Festnahme einer Demonstrantin in St. Petersburg. Am Sonntag haben in der Stadt grössere Menschenansammlungen gegen den Ukraine-Krieg protestiert. Ein starkes Aufgebot von Sicherheitskräften soll über tausend Personen verhaftet haben. (Foto: Keystone/EPA/Anatoly Maltsev)

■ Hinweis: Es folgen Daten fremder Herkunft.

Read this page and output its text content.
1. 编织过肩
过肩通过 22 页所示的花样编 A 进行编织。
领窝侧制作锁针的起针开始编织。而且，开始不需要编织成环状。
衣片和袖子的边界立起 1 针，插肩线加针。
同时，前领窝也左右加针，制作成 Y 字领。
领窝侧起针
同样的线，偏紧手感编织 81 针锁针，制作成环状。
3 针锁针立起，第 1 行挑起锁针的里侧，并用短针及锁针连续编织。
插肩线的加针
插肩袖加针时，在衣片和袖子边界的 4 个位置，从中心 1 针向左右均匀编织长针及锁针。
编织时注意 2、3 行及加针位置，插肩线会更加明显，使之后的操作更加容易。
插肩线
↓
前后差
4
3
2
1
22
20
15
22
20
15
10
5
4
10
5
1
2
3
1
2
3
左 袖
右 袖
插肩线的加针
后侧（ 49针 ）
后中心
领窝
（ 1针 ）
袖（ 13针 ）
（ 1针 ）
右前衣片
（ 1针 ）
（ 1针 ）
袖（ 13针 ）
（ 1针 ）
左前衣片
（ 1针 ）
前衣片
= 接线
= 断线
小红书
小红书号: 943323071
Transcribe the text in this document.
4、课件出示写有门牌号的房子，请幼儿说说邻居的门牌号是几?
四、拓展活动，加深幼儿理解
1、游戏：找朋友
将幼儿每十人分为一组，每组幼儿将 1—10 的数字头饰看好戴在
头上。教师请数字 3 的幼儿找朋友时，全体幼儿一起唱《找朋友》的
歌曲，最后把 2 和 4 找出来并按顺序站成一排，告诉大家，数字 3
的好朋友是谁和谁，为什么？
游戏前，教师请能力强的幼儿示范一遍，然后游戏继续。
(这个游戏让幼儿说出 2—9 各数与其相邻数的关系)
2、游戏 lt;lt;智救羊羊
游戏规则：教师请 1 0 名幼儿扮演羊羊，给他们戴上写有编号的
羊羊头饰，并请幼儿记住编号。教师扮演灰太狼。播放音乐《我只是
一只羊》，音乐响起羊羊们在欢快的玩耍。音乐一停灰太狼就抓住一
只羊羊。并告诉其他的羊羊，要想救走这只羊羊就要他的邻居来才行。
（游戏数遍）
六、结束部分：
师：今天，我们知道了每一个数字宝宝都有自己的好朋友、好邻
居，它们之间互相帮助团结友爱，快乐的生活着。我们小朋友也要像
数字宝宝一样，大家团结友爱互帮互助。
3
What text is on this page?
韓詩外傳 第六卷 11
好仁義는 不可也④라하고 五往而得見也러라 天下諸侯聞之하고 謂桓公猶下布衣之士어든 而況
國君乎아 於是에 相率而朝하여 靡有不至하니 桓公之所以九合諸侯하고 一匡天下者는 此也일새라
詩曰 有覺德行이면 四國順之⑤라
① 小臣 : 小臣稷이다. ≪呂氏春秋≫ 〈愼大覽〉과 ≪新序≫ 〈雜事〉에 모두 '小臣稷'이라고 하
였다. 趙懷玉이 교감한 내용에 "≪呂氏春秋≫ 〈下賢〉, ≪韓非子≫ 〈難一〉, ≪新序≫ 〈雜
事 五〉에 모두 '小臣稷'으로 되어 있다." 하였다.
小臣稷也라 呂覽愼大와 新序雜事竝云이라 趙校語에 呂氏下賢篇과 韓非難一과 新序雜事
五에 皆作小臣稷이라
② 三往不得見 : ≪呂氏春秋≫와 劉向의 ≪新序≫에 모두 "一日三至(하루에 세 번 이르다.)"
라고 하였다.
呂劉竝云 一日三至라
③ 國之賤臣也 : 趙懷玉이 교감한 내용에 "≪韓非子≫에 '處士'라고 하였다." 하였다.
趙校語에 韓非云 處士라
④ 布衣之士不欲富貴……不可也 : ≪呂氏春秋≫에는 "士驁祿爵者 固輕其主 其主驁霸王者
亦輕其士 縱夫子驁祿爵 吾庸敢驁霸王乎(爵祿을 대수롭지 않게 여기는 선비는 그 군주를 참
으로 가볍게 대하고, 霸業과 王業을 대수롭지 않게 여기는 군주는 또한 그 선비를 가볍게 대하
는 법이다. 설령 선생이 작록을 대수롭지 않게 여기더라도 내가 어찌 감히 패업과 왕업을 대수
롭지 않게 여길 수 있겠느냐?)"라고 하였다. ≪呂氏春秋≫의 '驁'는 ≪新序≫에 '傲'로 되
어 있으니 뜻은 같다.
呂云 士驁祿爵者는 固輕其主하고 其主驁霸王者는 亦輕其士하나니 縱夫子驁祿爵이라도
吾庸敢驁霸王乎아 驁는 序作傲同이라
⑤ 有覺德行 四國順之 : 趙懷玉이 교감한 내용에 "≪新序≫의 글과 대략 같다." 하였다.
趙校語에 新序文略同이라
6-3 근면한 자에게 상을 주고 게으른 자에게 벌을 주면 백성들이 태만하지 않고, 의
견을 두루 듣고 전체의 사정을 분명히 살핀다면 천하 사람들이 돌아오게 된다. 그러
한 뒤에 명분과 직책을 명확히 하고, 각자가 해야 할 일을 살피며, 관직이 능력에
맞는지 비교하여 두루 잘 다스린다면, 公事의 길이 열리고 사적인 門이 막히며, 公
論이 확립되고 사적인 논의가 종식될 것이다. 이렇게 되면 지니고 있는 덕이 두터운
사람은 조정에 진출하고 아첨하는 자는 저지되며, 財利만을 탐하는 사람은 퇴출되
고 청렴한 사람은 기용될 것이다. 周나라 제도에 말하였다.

In einem Kommentar äussert sich Boris Wischnewski, ein Mitglied des Stadtparlaments von St. Petersburg, pessimistisch über das Meinungsbild in der russischen Gesellschaft zum Ukraine-Krieg. Die meisten Menschen glaubten der vom Fernsehen verbreiteten Propaganda des Putin-Regimes. Und es sei nahezu aussichtslos, diesen Menschen gegenüber auch nur «einen Schatten des Zweifels» an der offiziellen Version geltend zu machen. Wischnewskis Kommentar ist in der «Nowaya Gazeta» vom 8. März erschienen. Die Zeitung ist eines der letzten kritischen Medien in Russland, die noch nicht geschlossen wurden. 

Wie alle Medien darf die Zeitung nicht über den «Krieg» in der Ukraine schreiben, nur die Formulierung «militärische Spezialoperation» ist erlaubt. Der Chefredaktor der «Nowaja Gaseta», Dmitri Muratow, ist im vergangenen Jahr mit dem Friedensnobelpreis ausgezeichnet worden.

Hier der Kommentar von Boris Wischnewski in deutscher Übersetzung:

"Über die Kluft in der russischen Gesellschaft"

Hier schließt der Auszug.